Aquí os dejo un decálogo de todo lo que me llevé de esta clase con Kiddy Smile:
1. En el Ballroom, ropa cómoda no tiene nada que ver con la idea esencial de confort que yo tenía. Quiere decir ropa con la que tú te sientas cómoda, pero a la vez una tigresa.
2. Si no sabes andar con tacones... ¡no te los pongas! Cuando vi lo bonitos que eran los tacones que me había traído Javi, muy chula yo –la más chula de Móstoles, de hecho– me puse a corretear por la sala. Error. Se me montaron los dos gemelos, y el dolor me duró toda la clase. Más tarde aprendí que hay categorías en las que los tacones no son necesarios. Si tú llevas y quien compite contigo no, puedes perder puntos, amiga.
3. Que seas principiante no te va a librar de ser sometido a juicio. No hay cascarón de huevo. En el momento en el que pises la pasarela, ahí estás, del todo, compitiendo. Y es matar o morir, ¿vale?, pero con cariño.
4. No importa la técnica con la que empieces, de verdad. Kiddy me dijo que, cuando empezó, lo hacía mucho peor que yo. Que realmente era lo peor. “Nada –ni siquiera una reciente operación de rodilla– ha impedido que desfile por la pasarela. Tienes que hacerlo tuyo sin excusas.”
5. No olvides que en el ballroom no importa quién seas, sino qué sientes que eres. No importa cómo te lea la sociedad, sino cómo quieras tú que te lea.
6. ¿Tienes un defecto? Úsalo a tu favor. En uno de los ejercicios conecté directamente con mi infancia, cuando le dije a mi madre que los niños del cole se habían reído de mí por tener michelines, y me dijo que yo “no tenía michelines, tenía las caderas altas”. Volví a este momento cuando en un ejercicio en el que teníamos que caminar con las manos en la cintura, yo me las puse en todo el michelín. Jarra realness. Kiddy me miró y me hizo un gesto para que las subiera. Me las subí hasta las costillas. De nuevo fui una mujer de cadera alta.
7. El runway no va de desatarse –que es lo que yo creía– sino de contener y canalizar. Kiddy nos dijo una frase que se me quedó grabada. “Todo el mundo puede tener una forma bonita de caminar, pero en runway hay que ser muy específico. Tienes que saber lo que estás haciendo”.
8. WORK. Y nunca te des por vencido. Nunca se deja de aprender. “Si de verdad te interesa esto, te aconsejo de verdad que sigas. Puedes llegar muy lejos”, me dijo con esas mismas palabras.

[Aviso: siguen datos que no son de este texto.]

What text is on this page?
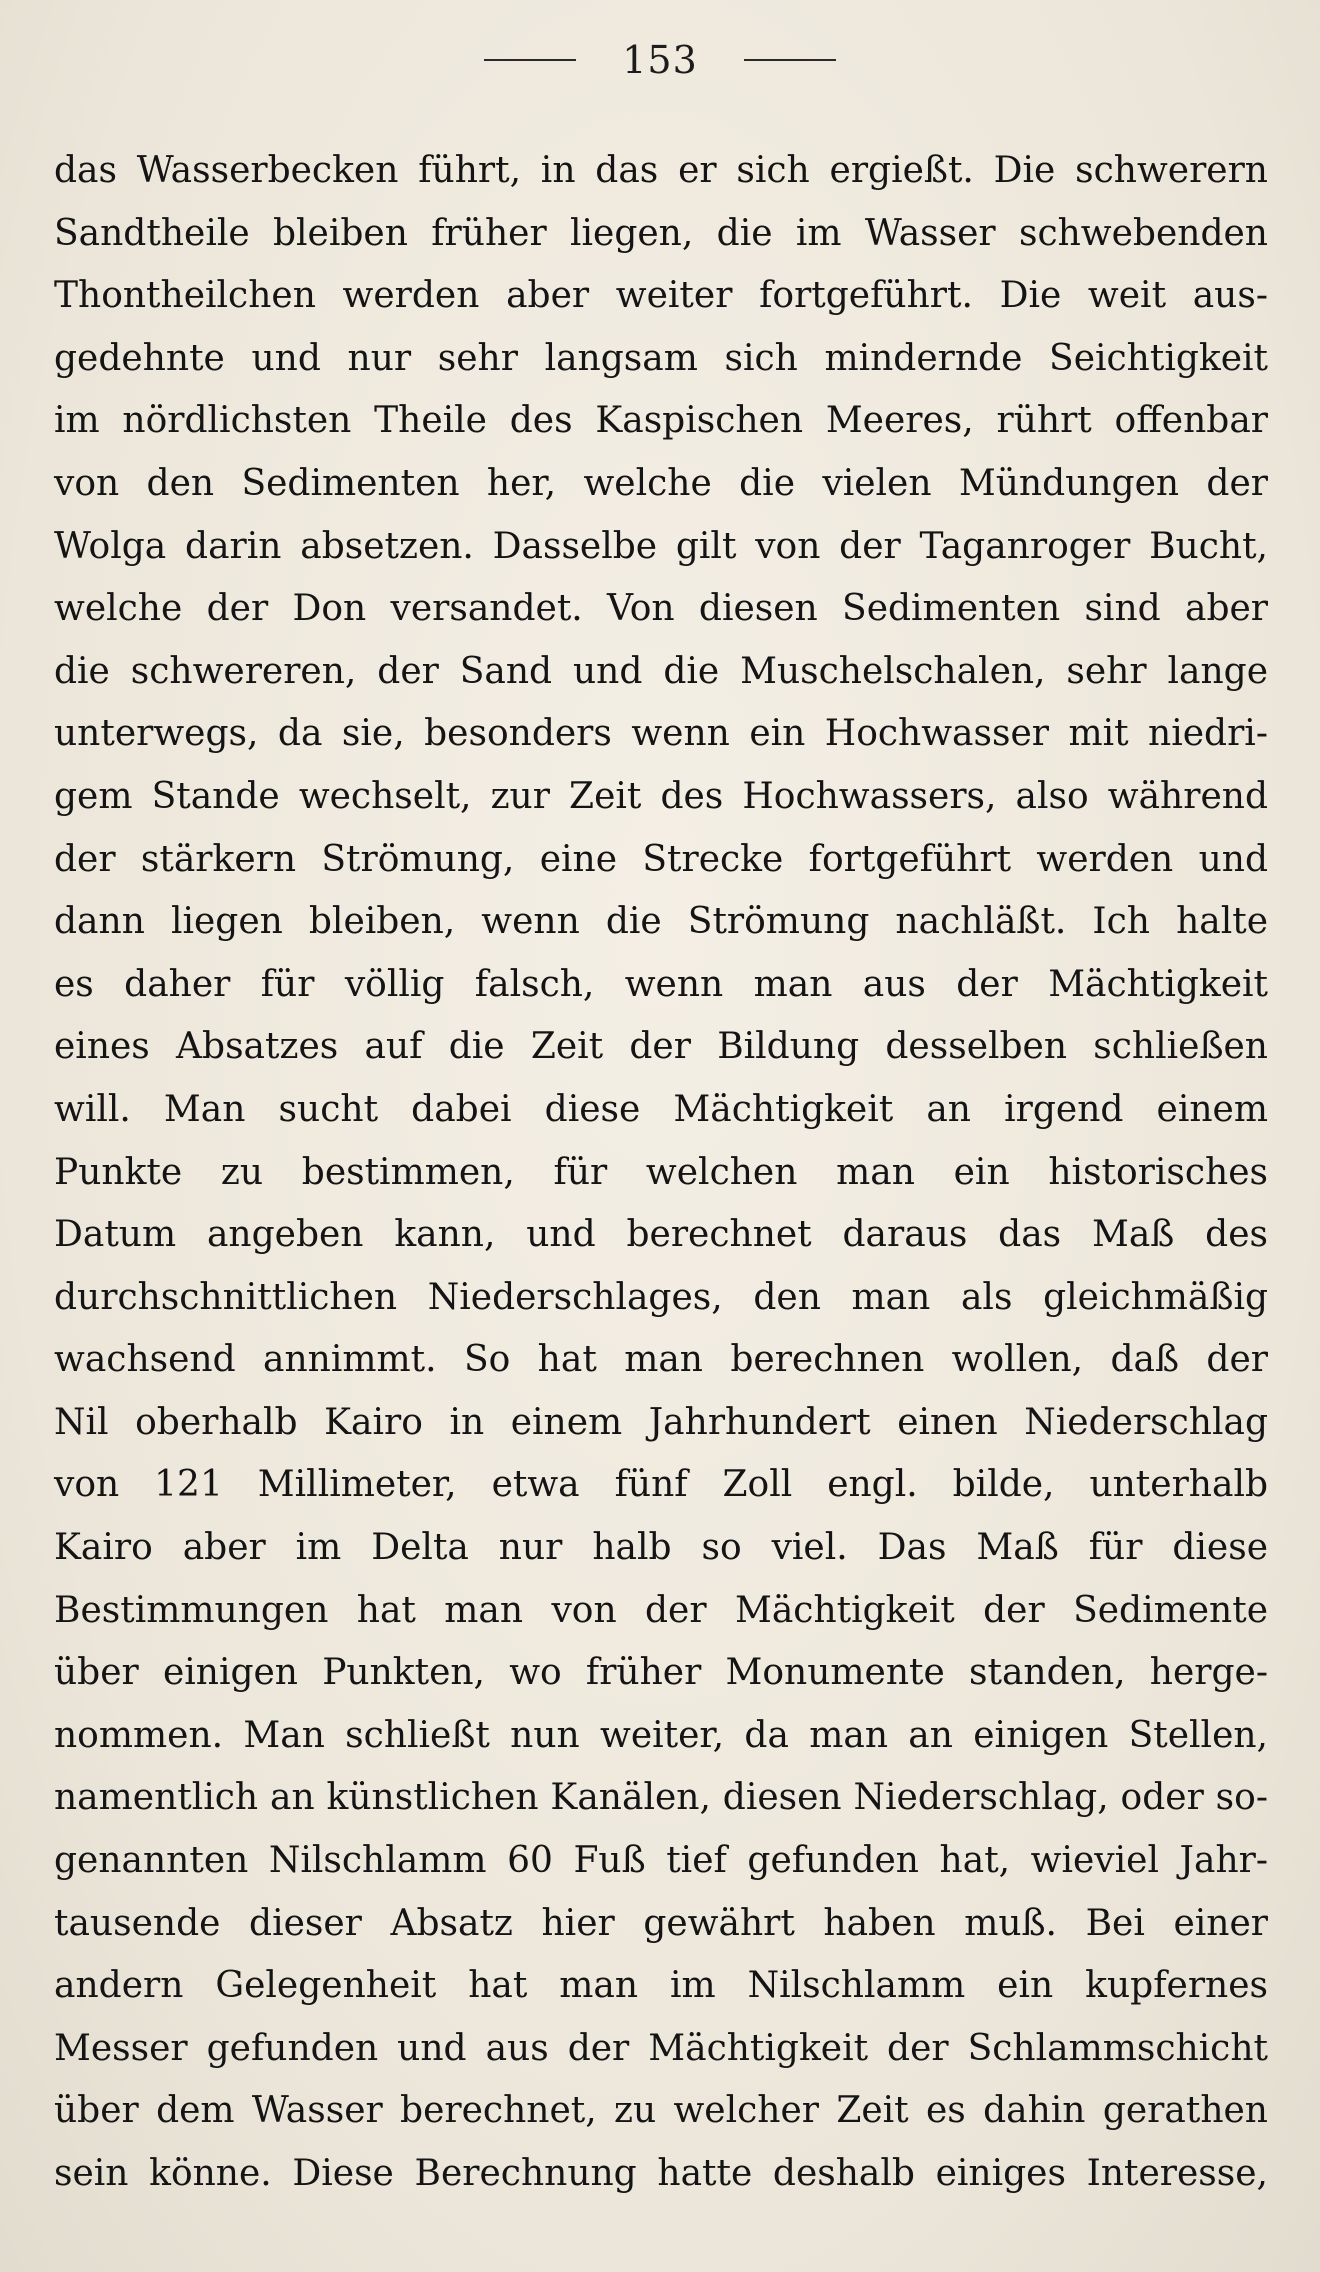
153
das Wasserbecken führt, in das er sich ergießt. Die schwerern
Sandtheile bleiben früher liegen, die im Wasser schwebenden
Thontheilchen werden aber weiter fortgeführt. Die weit aus-
gedehnte und nur sehr langsam sich mindernde Seichtigkeit
im nördlichsten Theile des Kaspischen Meeres, rührt offenbar
von den Sedimenten her, welche die vielen Mündungen der
Wolga darin absetzen. Dasselbe gilt von der Taganroger Bucht,
welche der Don versandet. Von diesen Sedimenten sind aber
die schwereren, der Sand und die Muschelschalen, sehr lange
unterwegs, da sie, besonders wenn ein Hochwasser mit niedri-
gem Stande wechselt, zur Zeit des Hochwassers, also während
der stärkern Strömung, eine Strecke fortgeführt werden und
dann liegen bleiben, wenn die Strömung nachläßt. Ich halte
es daher für völlig falsch, wenn man aus der Mächtigkeit
eines Absatzes auf die Zeit der Bildung desselben schließen
will. Man sucht dabei diese Mächtigkeit an irgend einem
Punkte zu bestimmen, für welchen man ein historisches
Datum angeben kann, und berechnet daraus das Maß des
durchschnittlichen Niederschlages, den man als gleichmäßig
wachsend annimmt. So hat man berechnen wollen, daß der
Nil oberhalb Kairo in einem Jahrhundert einen Niederschlag
von 121 Millimeter, etwa fünf Zoll engl. bilde, unterhalb
Kairo aber im Delta nur halb so viel. Das Maß für diese
Bestimmungen hat man von der Mächtigkeit der Sedimente
über einigen Punkten, wo früher Monumente standen, herge-
nommen. Man schließt nun weiter, da man an einigen Stellen,
namentlich an künstlichen Kanälen, diesen Niederschlag, oder so-
genannten Nilschlamm 60 Fuß tief gefunden hat, wieviel Jahr-
tausende dieser Absatz hier gewährt haben muß. Bei einer
andern Gelegenheit hat man im Nilschlamm ein kupfernes
Messer gefunden und aus der Mächtigkeit der Schlammschicht
über dem Wasser berechnet, zu welcher Zeit es dahin gerathen
sein könne. Diese Berechnung hatte deshalb einiges Interesse,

9. Una cosa es ser shady, otra es ser mala. Si no hacer reír, incluso a la persona contra la que compites, no está bien hecho. Sé Bianca del Rio, no seas una tarántula.
10. Nunca vas a ser la nueva Leiomy Maldonado sin haberte lanzado a competir en un ball. No se consigue nada sin esfuerzo. Tenemos que entrenar también al cuerpo, el de leñador cervecero, para alcanzar la técnica. La disciplina es necesaria.
Gracias a esta oportunidad, pude confirmar mis sospechas de de que el Ballroom es, literalmente, una religión. Me gusta pensar de manera en religiosa en algo que tiene unas reglas que, para mí, deberían ser sagradas a nivel global. Y me di cuenta también de una cosa preciosa: mis nuevos referentes son personas de una integridad y humildad tan grandes, que son capaces de mostrarse más de verdad en un selfie conmigo, que yo que sujeto la cámara.